Finance Minister Lim Guan Eng is calling on investors to buy Malaysian assets now, before they turn expensive once the fiscal situation gets back on track in three years. The new administration has been in clean-up mode: canceling and reviewing billion-dollar projects while replacing dozens of CEOs at state-linked companies. That led growth to ease to 4.7 percent last year, with the government targeting a pick-up to 4.9 percent in 2019. Economists aren’t so sure, predicting growth to reach just 4.5 percent.

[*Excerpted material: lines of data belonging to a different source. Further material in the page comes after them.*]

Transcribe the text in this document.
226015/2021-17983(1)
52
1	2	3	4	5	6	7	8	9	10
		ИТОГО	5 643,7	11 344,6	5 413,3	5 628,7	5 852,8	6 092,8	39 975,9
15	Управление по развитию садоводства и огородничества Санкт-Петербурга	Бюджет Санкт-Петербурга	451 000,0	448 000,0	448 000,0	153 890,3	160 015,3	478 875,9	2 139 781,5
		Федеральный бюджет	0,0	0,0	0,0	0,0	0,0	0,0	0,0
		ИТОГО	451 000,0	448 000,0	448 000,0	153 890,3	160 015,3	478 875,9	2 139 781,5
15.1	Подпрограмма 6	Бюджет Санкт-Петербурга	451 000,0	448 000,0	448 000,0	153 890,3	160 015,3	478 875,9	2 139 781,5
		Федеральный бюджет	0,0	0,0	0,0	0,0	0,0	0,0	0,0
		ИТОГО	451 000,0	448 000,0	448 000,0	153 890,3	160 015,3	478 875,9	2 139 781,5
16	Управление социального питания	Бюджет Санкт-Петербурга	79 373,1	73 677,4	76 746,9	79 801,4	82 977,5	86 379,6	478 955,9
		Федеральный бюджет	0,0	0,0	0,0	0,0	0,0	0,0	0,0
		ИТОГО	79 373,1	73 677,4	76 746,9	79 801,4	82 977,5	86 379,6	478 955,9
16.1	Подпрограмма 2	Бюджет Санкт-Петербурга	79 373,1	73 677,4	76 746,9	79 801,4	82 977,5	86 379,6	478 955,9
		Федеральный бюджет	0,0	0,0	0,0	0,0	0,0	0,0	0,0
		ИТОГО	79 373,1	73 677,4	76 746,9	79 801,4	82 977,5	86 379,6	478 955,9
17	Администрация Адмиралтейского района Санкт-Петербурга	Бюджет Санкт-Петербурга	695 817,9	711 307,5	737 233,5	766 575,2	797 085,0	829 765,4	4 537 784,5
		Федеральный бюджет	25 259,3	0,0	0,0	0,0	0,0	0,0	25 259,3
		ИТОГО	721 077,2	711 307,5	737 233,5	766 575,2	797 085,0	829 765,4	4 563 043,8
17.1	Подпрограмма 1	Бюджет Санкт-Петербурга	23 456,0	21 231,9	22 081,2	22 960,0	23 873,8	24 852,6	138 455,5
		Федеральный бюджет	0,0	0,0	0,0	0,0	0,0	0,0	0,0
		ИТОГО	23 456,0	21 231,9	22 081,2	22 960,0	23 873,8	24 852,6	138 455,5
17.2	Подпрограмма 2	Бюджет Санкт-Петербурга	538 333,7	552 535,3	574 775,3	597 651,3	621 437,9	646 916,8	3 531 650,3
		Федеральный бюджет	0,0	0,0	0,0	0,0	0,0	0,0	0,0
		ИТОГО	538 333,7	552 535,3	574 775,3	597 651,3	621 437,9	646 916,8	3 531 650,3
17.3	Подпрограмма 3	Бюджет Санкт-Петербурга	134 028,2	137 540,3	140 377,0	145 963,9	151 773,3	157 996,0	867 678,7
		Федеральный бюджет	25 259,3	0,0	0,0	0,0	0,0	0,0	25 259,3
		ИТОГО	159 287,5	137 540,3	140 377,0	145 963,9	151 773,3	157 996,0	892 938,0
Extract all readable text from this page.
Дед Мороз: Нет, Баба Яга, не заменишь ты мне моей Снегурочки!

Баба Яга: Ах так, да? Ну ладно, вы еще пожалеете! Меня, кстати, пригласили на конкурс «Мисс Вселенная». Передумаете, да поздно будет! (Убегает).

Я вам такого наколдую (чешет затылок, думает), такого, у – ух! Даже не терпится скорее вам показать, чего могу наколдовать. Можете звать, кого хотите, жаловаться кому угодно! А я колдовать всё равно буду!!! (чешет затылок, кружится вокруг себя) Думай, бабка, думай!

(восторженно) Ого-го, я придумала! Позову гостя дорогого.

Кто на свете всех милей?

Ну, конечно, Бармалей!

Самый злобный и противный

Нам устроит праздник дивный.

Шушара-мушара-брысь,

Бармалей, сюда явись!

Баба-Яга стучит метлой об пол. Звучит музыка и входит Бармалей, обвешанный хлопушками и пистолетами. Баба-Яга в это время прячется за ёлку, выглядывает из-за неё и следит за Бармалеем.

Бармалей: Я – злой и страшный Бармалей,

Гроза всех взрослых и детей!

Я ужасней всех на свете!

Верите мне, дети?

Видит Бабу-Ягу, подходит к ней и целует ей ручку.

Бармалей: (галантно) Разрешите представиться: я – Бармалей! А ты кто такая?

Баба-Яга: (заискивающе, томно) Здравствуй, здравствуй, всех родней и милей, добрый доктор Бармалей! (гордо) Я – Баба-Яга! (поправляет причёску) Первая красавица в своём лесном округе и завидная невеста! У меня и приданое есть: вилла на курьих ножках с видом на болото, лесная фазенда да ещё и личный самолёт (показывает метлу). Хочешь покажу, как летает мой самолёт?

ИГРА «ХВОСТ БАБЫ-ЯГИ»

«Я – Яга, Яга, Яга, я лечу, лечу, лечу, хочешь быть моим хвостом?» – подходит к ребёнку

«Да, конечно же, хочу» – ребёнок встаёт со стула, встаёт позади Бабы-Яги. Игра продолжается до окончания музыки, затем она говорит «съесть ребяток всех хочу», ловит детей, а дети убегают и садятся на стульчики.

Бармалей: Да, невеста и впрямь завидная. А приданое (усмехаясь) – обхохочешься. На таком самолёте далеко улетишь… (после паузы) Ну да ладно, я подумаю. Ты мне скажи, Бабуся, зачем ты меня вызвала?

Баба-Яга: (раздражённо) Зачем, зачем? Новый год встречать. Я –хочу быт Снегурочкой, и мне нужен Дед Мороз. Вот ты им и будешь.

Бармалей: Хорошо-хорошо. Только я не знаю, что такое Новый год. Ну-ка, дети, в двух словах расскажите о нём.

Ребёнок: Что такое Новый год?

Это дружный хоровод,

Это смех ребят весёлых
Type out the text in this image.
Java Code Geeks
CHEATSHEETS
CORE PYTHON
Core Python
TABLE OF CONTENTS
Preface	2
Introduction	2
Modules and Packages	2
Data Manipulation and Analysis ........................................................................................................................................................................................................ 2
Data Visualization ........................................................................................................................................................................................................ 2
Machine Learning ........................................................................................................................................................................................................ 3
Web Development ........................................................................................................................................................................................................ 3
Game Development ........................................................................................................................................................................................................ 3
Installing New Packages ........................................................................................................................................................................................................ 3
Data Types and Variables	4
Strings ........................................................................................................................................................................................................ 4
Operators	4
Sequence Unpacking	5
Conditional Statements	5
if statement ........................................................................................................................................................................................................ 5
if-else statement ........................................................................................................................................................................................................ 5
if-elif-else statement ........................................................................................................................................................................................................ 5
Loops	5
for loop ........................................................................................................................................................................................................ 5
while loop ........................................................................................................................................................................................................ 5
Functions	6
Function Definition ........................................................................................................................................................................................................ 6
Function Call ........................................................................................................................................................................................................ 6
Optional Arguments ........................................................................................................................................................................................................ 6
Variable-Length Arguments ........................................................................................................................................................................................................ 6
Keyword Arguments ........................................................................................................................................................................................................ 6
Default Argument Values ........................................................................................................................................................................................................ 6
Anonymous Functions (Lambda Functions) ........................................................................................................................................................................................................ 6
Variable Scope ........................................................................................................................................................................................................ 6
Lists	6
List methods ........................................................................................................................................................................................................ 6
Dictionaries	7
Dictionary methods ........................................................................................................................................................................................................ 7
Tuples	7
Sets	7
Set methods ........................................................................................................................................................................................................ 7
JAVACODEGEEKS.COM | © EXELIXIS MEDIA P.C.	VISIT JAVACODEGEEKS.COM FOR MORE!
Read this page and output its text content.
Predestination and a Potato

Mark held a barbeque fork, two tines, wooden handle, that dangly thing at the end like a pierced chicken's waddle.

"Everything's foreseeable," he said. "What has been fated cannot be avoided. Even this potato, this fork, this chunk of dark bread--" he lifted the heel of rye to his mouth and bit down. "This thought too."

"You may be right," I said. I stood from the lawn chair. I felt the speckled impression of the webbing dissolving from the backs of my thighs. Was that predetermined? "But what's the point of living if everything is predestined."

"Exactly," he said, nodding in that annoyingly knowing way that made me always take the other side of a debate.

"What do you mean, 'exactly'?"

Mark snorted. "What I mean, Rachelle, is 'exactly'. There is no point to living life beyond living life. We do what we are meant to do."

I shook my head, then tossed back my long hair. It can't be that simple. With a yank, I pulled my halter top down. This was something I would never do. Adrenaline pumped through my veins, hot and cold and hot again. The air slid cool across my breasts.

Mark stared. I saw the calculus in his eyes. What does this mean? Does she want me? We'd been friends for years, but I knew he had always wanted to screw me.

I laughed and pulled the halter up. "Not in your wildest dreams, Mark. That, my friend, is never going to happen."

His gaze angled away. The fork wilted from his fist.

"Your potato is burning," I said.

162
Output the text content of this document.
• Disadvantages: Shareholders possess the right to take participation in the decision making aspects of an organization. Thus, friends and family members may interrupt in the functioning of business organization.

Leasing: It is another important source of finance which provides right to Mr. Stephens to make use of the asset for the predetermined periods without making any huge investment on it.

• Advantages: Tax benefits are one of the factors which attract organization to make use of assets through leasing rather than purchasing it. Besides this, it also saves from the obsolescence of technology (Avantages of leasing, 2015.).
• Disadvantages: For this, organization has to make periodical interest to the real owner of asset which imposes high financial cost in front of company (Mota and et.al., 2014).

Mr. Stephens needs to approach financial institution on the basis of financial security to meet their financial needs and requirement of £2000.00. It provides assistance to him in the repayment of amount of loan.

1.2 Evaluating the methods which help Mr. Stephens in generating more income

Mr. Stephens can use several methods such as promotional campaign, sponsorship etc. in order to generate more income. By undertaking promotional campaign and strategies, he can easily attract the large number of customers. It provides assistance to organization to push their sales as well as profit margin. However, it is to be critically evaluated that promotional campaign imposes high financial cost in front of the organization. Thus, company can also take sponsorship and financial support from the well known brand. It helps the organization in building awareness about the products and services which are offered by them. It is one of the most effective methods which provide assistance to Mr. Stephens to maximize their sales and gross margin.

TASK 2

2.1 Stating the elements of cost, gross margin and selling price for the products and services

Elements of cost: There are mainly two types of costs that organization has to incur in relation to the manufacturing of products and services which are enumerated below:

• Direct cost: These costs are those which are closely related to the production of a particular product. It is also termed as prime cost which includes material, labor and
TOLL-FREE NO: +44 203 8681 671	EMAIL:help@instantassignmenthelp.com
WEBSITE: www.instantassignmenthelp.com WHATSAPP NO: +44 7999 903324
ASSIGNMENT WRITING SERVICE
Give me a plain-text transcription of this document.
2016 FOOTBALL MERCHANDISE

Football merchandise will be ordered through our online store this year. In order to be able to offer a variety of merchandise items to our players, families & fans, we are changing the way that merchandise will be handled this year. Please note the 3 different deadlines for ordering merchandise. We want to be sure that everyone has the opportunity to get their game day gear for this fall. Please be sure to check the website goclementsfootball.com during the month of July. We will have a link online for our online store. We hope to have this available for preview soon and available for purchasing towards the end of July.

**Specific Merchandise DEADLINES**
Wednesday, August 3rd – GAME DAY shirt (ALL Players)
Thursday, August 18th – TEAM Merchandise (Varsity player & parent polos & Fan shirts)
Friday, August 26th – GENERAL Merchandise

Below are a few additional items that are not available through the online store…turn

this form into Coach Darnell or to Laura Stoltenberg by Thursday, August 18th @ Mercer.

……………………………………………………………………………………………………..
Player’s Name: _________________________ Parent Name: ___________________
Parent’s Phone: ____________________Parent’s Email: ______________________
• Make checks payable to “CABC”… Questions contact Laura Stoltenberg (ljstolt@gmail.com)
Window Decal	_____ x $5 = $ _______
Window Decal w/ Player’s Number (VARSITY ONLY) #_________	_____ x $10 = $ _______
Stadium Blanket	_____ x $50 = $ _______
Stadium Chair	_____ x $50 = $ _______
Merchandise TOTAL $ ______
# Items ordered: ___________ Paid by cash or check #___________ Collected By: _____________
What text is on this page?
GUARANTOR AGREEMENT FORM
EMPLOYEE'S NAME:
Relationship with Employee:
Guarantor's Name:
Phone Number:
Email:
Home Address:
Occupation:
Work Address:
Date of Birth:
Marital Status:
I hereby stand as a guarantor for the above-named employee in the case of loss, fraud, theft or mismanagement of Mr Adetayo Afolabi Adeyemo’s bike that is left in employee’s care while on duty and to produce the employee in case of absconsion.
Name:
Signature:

A string of weak financial results haven’t helped, with companies including Axiata Group Bhd. and Nestle Malaysia Bhd. missing estimates. Malaysia’s earnings lagged its neighbors’ to fall 3.15 percent last year, compared with 8.8 percent rise for Singapore and 18 percent gain for Indonesia. Earnings in Malaysia are expected to rise only 1 to 2 percent this year, said Sean Gardiner, Morgan Stanley’s Southeast Asia strategist in Singapore.

“We would need to see jitters coming back to emerging markets so that investors appreciate Malaysia’s defensive nature,” Gardiner said.

Execution Risk

To woo investors, the country has rolled out an updated five-year economic plan that promised transparency and institutional reform. It pledges to address productivity growth, streamline state spending to prevent corruption, and widen its fiscal space by raising tax compliance.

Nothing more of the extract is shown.